Local school systems are examining ways to offer more nutritious choices in their soda machines as a Seattle school board faces litigation over a soft-drink contract.
New York and Los Angeles recently eliminated soft drinks from their vending machines, but school districts in the Washington area are waiting for Thursday’s vote by the Seattle school system before making any substantial changes to their beverage policies.
George Washington University law professor John Bhanzaf III several weeks ago sent a legal notice to the seven members of the Seattle Board of Education, warning they would be sued by a group of trial lawyers if they voted to extend an exclusive-rights contract with Coca-Cola Co. Inc.
Mr. Bhanzaf, who has spurred obesity-litigation efforts, contends school officials are contributing to childhood obesity by selling sugar-laden beverages in vending machines without offering healthier alternatives like water and 100-percent fruit juice.
The Prince George’s County school board is waiting on the vote before making any changes in its soft-drink vending machines, which serve some 52,000 students at middle and high schools.
Elementary schools in the Washington area do not have soda machines.
Spokeswoman Athena Ware said Prince George’s County is somewhat safeguarded from any lawsuits because it doesn’t use exclusive-rights contracts and doesn’t operate vending machines during school hours; students may buy drinks from the machines only during extracurricular events.
Larry Bowers, chief operating officer for Montgomery County Public Schools, did not rule out food changes at county schools.

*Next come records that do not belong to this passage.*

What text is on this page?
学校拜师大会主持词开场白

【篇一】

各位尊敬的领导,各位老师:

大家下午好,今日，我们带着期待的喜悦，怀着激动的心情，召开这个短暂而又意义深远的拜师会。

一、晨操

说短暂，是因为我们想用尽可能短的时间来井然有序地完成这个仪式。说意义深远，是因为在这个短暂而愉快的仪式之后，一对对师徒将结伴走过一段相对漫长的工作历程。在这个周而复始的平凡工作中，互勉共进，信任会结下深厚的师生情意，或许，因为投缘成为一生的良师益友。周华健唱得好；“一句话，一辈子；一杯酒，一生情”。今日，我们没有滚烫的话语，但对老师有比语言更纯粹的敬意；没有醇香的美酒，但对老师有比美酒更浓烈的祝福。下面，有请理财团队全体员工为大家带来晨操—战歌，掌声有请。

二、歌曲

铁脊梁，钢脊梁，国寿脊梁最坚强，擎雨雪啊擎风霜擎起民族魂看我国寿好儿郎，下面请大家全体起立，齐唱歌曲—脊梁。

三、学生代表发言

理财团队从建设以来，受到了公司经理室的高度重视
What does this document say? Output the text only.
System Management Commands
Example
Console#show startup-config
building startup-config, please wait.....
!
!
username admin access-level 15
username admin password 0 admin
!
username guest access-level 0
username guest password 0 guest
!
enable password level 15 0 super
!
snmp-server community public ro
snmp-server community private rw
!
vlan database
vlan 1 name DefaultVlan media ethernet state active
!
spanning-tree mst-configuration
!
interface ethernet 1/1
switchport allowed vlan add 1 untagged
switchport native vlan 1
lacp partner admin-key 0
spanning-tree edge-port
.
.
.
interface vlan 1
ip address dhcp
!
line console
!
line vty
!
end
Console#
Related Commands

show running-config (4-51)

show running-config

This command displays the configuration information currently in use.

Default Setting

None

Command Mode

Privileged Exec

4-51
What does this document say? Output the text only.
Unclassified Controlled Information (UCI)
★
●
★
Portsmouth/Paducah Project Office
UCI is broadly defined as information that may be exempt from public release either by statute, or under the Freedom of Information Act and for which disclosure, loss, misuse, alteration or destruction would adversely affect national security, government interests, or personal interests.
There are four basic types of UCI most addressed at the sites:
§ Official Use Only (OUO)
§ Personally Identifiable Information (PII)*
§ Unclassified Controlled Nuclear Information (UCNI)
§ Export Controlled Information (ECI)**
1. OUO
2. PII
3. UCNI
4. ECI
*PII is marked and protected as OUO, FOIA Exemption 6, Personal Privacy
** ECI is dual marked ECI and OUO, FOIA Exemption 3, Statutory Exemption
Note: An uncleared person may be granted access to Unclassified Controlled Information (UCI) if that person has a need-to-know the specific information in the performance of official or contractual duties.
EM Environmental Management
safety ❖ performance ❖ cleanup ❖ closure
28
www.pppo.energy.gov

The system recently took doughnuts off school menus, but schools with soft-drink machines continue to sell soda, sports drinks, fruit juice and water.
“There may be more significant changes coming down the road,” Mr. Bowers said.
A health committee for Arlington County Public Schools is reviewing a range of changes in nutrition, including eliminating soft drinks from schools, said Susan Robinson, assistant superintendent for finance and management services.
Ms. Robinson said the review is not a response to legal threats.
About 90 percent of U.S. middle and high schools operate soda machines during school hours, with fewer than 10 percent of those school districts using exclusive-rights contracts, according to the National Soft Drinks Association, a D.C. trade group.
Loudoun County school officials also are closely following the Seattle case. The county does not run vending machines during school hours.
“We’re constantly changing the food services to be lower in fat and offer healthy alternatives,” spokesman Wade Byard said.
D.C. public school board member Tommy Wells of Wards 5 and 6 said the board would track soft-drink policy changes in other cities. However, changing rules for soda machines was not at the top of the priority list.
“We have a full plate” with the current budget crisis, Mr. Wells said.
Alexandria’s T.C. Williams High School has made recent health-based changes like offering water and Powerade, which has half as much sugar, in its vending machines, said Barbara Hunter, spokeswoman for the city’s public schools.
“We try to stay ahead of the curve with nutrition issues,” but the vending-machine lawsuits are not a major issue for the school district, Ms. Hunter said. T.C. Williams is the only Alexandria school to have soft-drink machines.
Fairfax County’s school board debated using exclusive-rights contracts, but has no plans to change its soda policies, said spokesman Paul Regnier. Soda machines are turned off during school hours and offer water and juice.
Despite the changes, Sean McBride, spokesman for the National Soft Drinks Association, said he did not expect school districts to begin bans on soft drinks in response to threat of litigation.
But pressure from class-action lawsuits could push Seattle and other school officials across the nation to ban soda from vending machines, as Los Angeles County and New York have done.
Last year, the Los Angeles school board voted to phase out soft drinks and sugar-laden beverages from machines that sell to some 784,000 students.
New York school officials recently passed a measure that eliminates soft drinks, hard candy and doughnuts.
At stake in Seattle is a five-year contract to exclusively sell Coke products in the city’s schools. The deal brings in $400,000 to fund extracurricular activities and field trips, said school board President Nancy Waldman.
The panel delayed the vote until Thursday and is considering changes like turning off vending machines during school hours, designating three vending slots in each machine for water and juice, and selling milk.